Subsection 23AG(1) of the ITAA 1936 provides that, where a resident taxpayer is engaged in foreign service for a continuous period of not less than 91 days, any foreign earnings derived will be exempt from tax in Australia. 'Foreign service' includes service in a foreign country in the capacity as an employee and 'foreign earnings' includes income consisting of salary and wages (subsection 23AG(7) of the ITAA 1936).
Subsection 23AG(2) of the ITAA 1936 provides that the exemption in subsection 23AG(1) of the ITAA 1936 will not apply where the income is exempt from income tax in the foreign country only because of any of the following reasons: (a) a law of the foreign country giving effect to a double tax agreement; (b) a double tax agreement; (c) provisions of a law of the foreign country under which income covered by any of the following categories is generally exempt from income tax: (i) income derived in the capacity of an employee; (ii) income from personal services; (iii) similar income (d) the law of the foreign country does not provide for the imposition of income tax on one or more of the categories of income mentioned in paragraph (c); (e) a law of the foreign country corresponding to the International Organizations (Privileges and Immunities) Act 1963 or to the regulations under that Act; (f) an international agreement to which Australia is a party and that deals with: (i) diplomatic or consular privileges and immunities; (ii) privileges and immunities in relation to persons connected with international organisations; (g) a law of the foreign country giving effect to an agreement covered by paragraph (f).

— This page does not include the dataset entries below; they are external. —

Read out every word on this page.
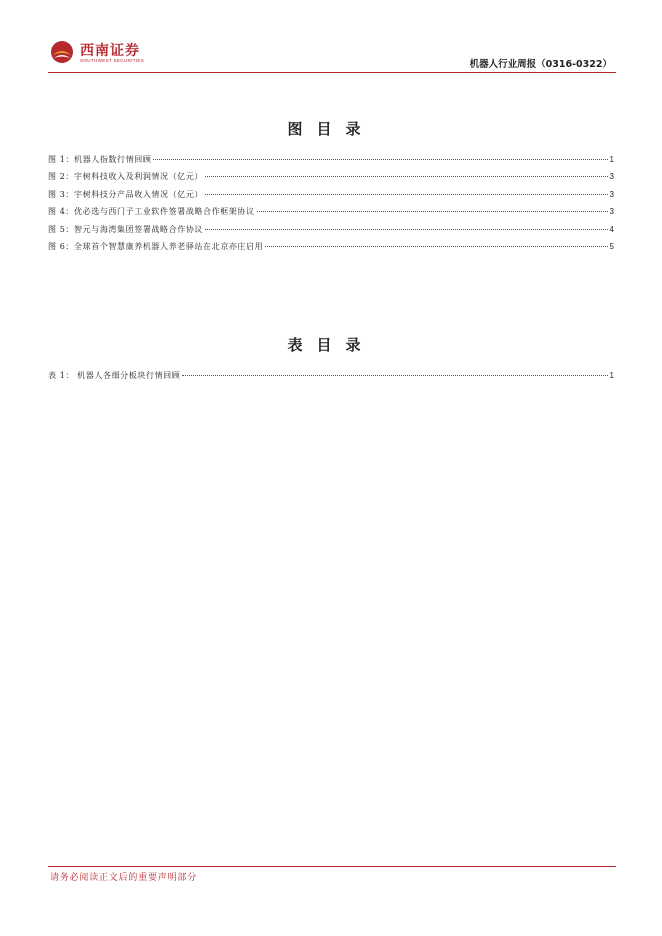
西南证券
SOUTHWEST SECURITIES	机器人行业周报（0316-0322）
图目录
图 1：机器人指数行情回顾	1
图 2：宇树科技收入及利润情况（亿元）	3
图 3：宇树科技分产品收入情况（亿元）	3
图 4：优必选与西门子工业软件签署战略合作框架协议	3
图 5：智元与海湾集团签署战略合作协议	4
图 6：全球首个智慧康养机器人养老驿站在北京亦庄启用	5
表目录
表 1： 机器人各细分板块行情回顾	1
请务必阅读正文后的重要声明部分
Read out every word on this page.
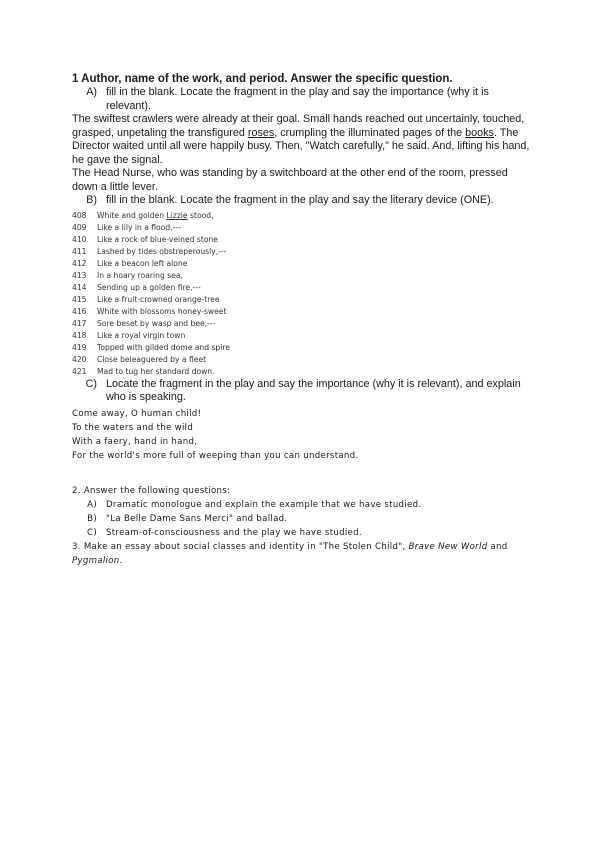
1 Author, name of the work, and period. Answer the specific question.

A) fill in the blank. Locate the fragment in the play and say the importance (why it is relevant).

The swiftest crawlers were already at their goal. Small hands reached out uncertainly, touched, grasped, unpetaling the transfigured roses, crumpling the illuminated pages of the books. The Director waited until all were happily busy. Then, "Watch carefully," he said. And, lifting his hand, he gave the signal.

The Head Nurse, who was standing by a switchboard at the other end of the room, pressed down a little lever.

B) fill in the blank. Locate the fragment in the play and say the literary device (ONE).
408	White and golden Lizzie stood,
409	Like a lily in a flood,---
410	Like a rock of blue-veined stone
411	Lashed by tides obstreperously,---
412	Like a beacon left alone
413	In a hoary roaring sea,
414	Sending up a golden fire,---
415	Like a fruit-crowned orange-tree
416	White with blossoms honey-sweet
417	Sore beset by wasp and bee,---
418	Like a royal virgin town
419	Topped with gilded dome and spire
420	Close beleaguered by a fleet
421	Mad to tug her standard down.
C) Locate the fragment in the play and say the importance (why it is relevant), and explain who is speaking.
Come away, O human child!
To the waters and the wild
With a faery, hand in hand,
For the world's more full of weeping than you can understand.
2. Answer the following questions:
A)	Dramatic monologue and explain the example that we have studied.
B)	"La Belle Dame Sans Merci" and ballad.
C)	Stream-of-consciousness and the play we have studied.
3. Make an essay about social classes and identity in "The Stolen Child", Brave New World and Pygmalion.
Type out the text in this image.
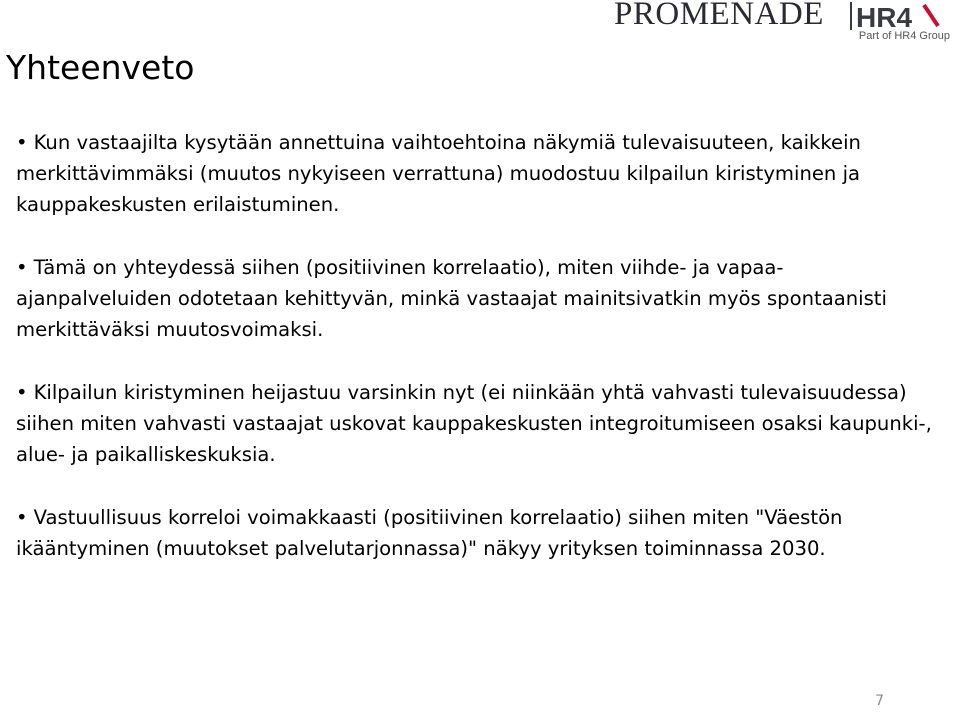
PROMENADE HR4
Part of HR4 Group
Yhteenveto
• Kun vastaajilta kysytään annettuina vaihtoehtoina näkymiä tulevaisuuteen, kaikkein merkittävimmäksi (muutos nykyiseen verrattuna) muodostuu kilpailun kiristyminen ja kauppakeskusten erilaistuminen.
• Tämä on yhteydessä siihen (positiivinen korrelaatio), miten viihde- ja vapaa-ajanpalveluiden odotetaan kehittyvän, minkä vastaajat mainitsivatkin myös spontaanisti merkittäväksi muutosvoimaksi.
• Kilpailun kiristyminen heijastuu varsinkin nyt (ei niinkään yhtä vahvasti tulevaisuudessa) siihen miten vahvasti vastaajat uskovat kauppakeskusten integroitumiseen osaksi kaupunki-, alue- ja paikalliskeskuksia.
• Vastuullisuus korreloi voimakkaasti (positiivinen korrelaatio) siihen miten "Väestön ikääntyminen (muutokset palvelutarjonnassa)" näkyy yrityksen toiminnassa 2030.
7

Paragraph 23AG(6)(b) of the ITAA 1936 provides that the period during which a person is engaged in foreign service includes any period during which the person is, in accordance with the terms and conditions of that service, absent from work because of accident or illness.
The period during which the taxpayer is engaged in foreign service includes the period the taxpayer is absent from East Timor to receive treatment because of the accident under paragraph 23AG(6)(b) of the ITAA 1936.
There is no double tax agreement between Australia and East Timor. Therefore, paragraphs 23AG(2)(a) and (b) of the ITAA 1936 do not apply.
Paragraphs 23AG(2)(c) and (d) of the ITAA 1936 do not apply as the law of East Timor provides for the imposition of income tax on employment income and does not generally exempt such income from income tax.
The salary and wages received by the taxpayer were not exempt in East Timor because of a law (or regulations) of East Timor corresponding to the International Organizations (Privileges and Immunities) Act 1963 and as such paragraph 23AG(2)(e) of the ITAA 1936 does not apply.
Paragraphs 23AG(2)(f) and (g) of the ITAA 1936 do not apply as the process by which Australia participated in DCP did not result in Australia becoming a party to an international agreement concerning DCP.
As none of the reasons listed in subsection 23AG(2) of the ITAA 1936 apply, the salary and wages received by the taxpayer, while deployed to East Timor, are exempt from income tax under subsection 23AG(1) of the ITAA 1936 as the taxpayer has been engaged in foreign service for a continuous period of not less than 91 days.
Accordingly, the salary and wages received by the taxpayer during the period of deployment to East Timor will not be assessable income under subsection 6-5(2) of the ITAA 1997.